Die Widerklage sei abzuweisen, nachdem der unstreitige Anspruch der Beklagten auf Zahlung von 61.939,78 EUR gemäß § 389 BGB durch die erklärte Aufrechnung des Klägers mit einem erstrangigen Teilbetrag des Anspruchs auf Zahlung von Handelsvertreterausgleich erloschen sei.
Soweit die Beklagte sich gegen die Verurteilung zur Zahlung von Schadensersatz in Höhe von 10.000 EUR nebst Zinsen wendet, ist die Revision unzulässig. Insoweit ist eine Zulassung der Revision weder durch das Berufungsgericht noch - auf die vorsorglich eingelegte Beschwerde der Beklagten gegen die Nichtzulassung - durch den Senat erfolgt (§ 543 Abs. 1 Nr. 1, 2 ZPO).
Zwar hat das Berufungsgericht im Tenor seiner Entscheidung die Revision zugelassen, ohne dort ausdrücklich eine Einschränkung der Zulassung zu vermerken. Es entspricht jedoch der ständigen Rechtsprechung des Bundesgerichtshofs, dass sich eine wirksame Beschränkung der Zulassung auch aus der Begründung ergeben kann, die in den Entscheidungsgründen des Urteils für die Zulassung gegeben wird (BGHZ 153, 358, 360 f. ; BGH, Urteil vom 9. März 2000 - III ZR 356/98 - NJW 2000, 1794, unter II 1; BGH, Beschluss vom 14. Mai 2008 - XII ZB 78/07, NJW 2008, 2351, Tz. 15, jeweils m.w.N.). Eine Zulassungsbeschränkung ist allerdings nur anzunehmen, wenn aus den Gründen mit ausreichender Klarheit hervorgeht, dass das Berufungsgericht die Möglichkeit einer Nachprüfung im Revisionsverfahren nur wegen eines abtrennbaren Teils seiner Entscheidung eröffnen wollte, der einem Teilurteil zugänglich gewesen wäre oder auf den das Rechtsmittel hätte beschränkt werden können (BGH, Beschluss vom 14. Mai 2008, aaO, Tz. 16, 21).

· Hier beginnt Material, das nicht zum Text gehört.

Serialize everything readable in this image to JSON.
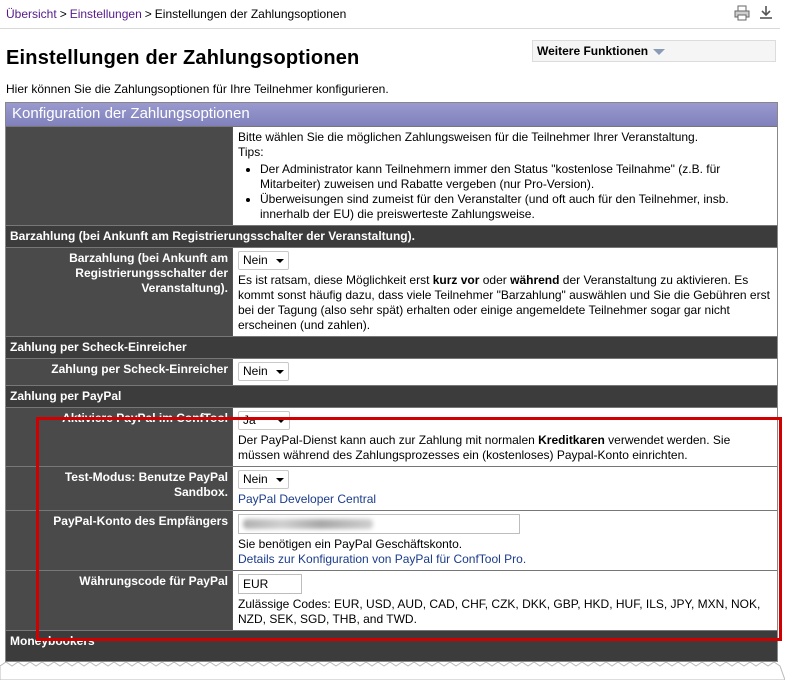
{
  "breadcrumb": {
    "home": "Übersicht",
    "settings": "Einstellungen",
    "current": "Einstellungen der Zahlungsoptionen",
    "sep": ">"
  },
  "header": {
    "title": "Einstellungen der Zahlungsoptionen",
    "more_functions": "Weitere Funktionen",
    "intro": "Hier können Sie die Zahlungsoptionen für Ihre Teilnehmer konfigurieren."
  },
  "config": {
    "heading": "Konfiguration der Zahlungsoptionen",
    "intro_text": "Bitte wählen Sie die möglichen Zahlungsweisen für die Teilnehmer Ihrer Veranstaltung.",
    "tips_label": "Tips:",
    "tips": [
      "Der Administrator kann Teilnehmern immer den Status \"kostenlose Teilnahme\" (z.B. für Mitarbeiter) zuweisen und Rabatte vergeben (nur Pro-Version).",
      "Überweisungen sind zumeist für den Veranstalter (und oft auch für den Teilnehmer, insb. innerhalb der EU) die preiswerteste Zahlungsweise."
    ]
  },
  "cash": {
    "section": "Barzahlung (bei Ankunft am Registrierungsschalter der Veranstaltung).",
    "label": "Barzahlung (bei Ankunft am Registrierungsschalter der Veranstaltung).",
    "value": "Nein",
    "note_1": "Es ist ratsam, diese Möglichkeit erst ",
    "note_bold_1": "kurz vor",
    "note_2": " oder ",
    "note_bold_2": "während",
    "note_3": " der Veranstaltung zu aktivieren. Es kommt sonst häufig dazu, dass viele Teilnehmer \"Barzahlung\" auswählen und Sie die Gebühren erst bei der Tagung (also sehr spät) erhalten oder einige angemeldete Teilnehmer sogar gar nicht erscheinen (und zahlen)."
  },
  "cheque": {
    "section": "Zahlung per Scheck-Einreicher",
    "label": "Zahlung per Scheck-Einreicher",
    "value": "Nein"
  },
  "paypal": {
    "section": "Zahlung per PayPal",
    "activate_label": "Aktiviere PayPal im ConfTool",
    "activate_value": "Ja",
    "activate_note_1": "Der PayPal-Dienst kann auch zur Zahlung mit normalen ",
    "activate_note_bold": "Kreditkaren",
    "activate_note_2": " verwendet werden. Sie müssen während des Zahlungsprozesses ein (kostenloses) Paypal-Konto einrichten.",
    "test_label": "Test-Modus: Benutze PayPal Sandbox.",
    "test_value": "Nein",
    "test_link": "PayPal Developer Central",
    "account_label": "PayPal-Konto des Empfängers",
    "account_note": "Sie benötigen ein PayPal Geschäftskonto.",
    "account_link": "Details zur Konfiguration von PayPal für ConfTool Pro.",
    "currency_label": "Währungscode für PayPal",
    "currency_value": "EUR",
    "currency_note": "Zulässige Codes: EUR, USD, AUD, CAD, CHF, CZK, DKK, GBP, HKD, HUF, ILS, JPY, MXN, NOK, NZD, SEK, SGD, THB, and TWD."
  },
  "moneybookers": {
    "section": "Moneybookers"
  },
  "colors": {
    "accent_header": "#8d8dc4",
    "highlight_box": "#d10000",
    "label_bg": "#4a4a4a"
  }
}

Jedenfalls letzteres trifft hier zu. Das Berufungsgericht hat die Revision zur Sicherung einer einheitlichen Rechtsprechung und wegen grundsätzlicher Bedeutung der Sache zugelassen und ausgeführt, der Bundesgerichtshof habe sich zu den Rechtsfragen im Zusammenhang mit der Berechnung des Stammkundenanteils einer Tankstelle unter Heranziehung konkreter Kassendaten noch nicht äußern können. Diese Fragen betreffen ausschließlich den Ausgleichsanspruch des Klägers gemäß § 89b HGB (und infolge der vom Kläger erklärten Aufrechnung die mit der Widerklage geltend gemachte Gegenforderung der Beklagten). Der Schadensersatzanspruch des Klägers, der einen selbständigen Streitgegenstand bildet, ist davon nicht betroffen. Das Berufungsgericht hat auch weder zum Grund noch zur Höhe des Schadensersatzanspruchs Rechtsfragen erörtert, bei denen grundsätzlicher Klärungsbedarf bestünde.
Im Übrigen ist die Revision zulässig; die Beurteilung durch das Berufungsgericht hält aber einer rechtlichen Nachprüfung stand. Der Kläger kann als Handelsvertreter im Sinne des § 84 Abs. 1 HGB von der Beklagten Zahlung eines zweitrangigen Teilbetrages in Höhe von 11.000 EUR als Ausgleichsanspruch gemäß § 89b Abs. 1 HGB verlangen; mit einem erstrangigen Teilbetrag des Ausgleichsanspruchs in Höhe von 61.939,78 EUR konnte der Kläger gegenüber der Widerklageforderung aufrechnen.
1.
Mit Recht ist das Berufungsgericht davon ausgegangen, dass der Ausgleichsanspruch nicht gemäß § 89b Abs. 3 Nr. 2 HGB ausgeschlossen ist. Der Begriff des wichtigen Grundes zur Kündigung im Sinne des § 89b Abs. 3 Nr. 2 HGB stimmt nach ständiger Rechtsprechung des Bundesgerichtshofs inhaltlich mit dem Begriff des wichtigen Grundes im Sinne des § 89a Abs. 1 Satz 1 HGB überein(Senatsurteil vom 16. Februar 2000 - VIII ZR 134/99, NJW 2000, 1866, unter II 1; BGH, Urteil vom 21. März 1985 - I ZR 177/82, WM 1985, 982, unter II 1, jeweils m.w.N.). Deshalb wäre dem Kläger der Ausgleichsanspruch nur zu versagen, wenn der Beklagten unter Berücksichtigung aller Umstände eine Fortsetzung des Vertragsverhältnisses bis zum Zeitpunkt des Wirksamwerdens einer ordentlichen Kündigung nicht zumutbar gewesen wäre (BGH, Urteil vom 21. März 1985, aaO, unter II 2; Senatsurteil vom 11. Januar 2006 - VIII ZR 396/03, WM 2006, 873, Tz. 13, jeweils m.w.N.).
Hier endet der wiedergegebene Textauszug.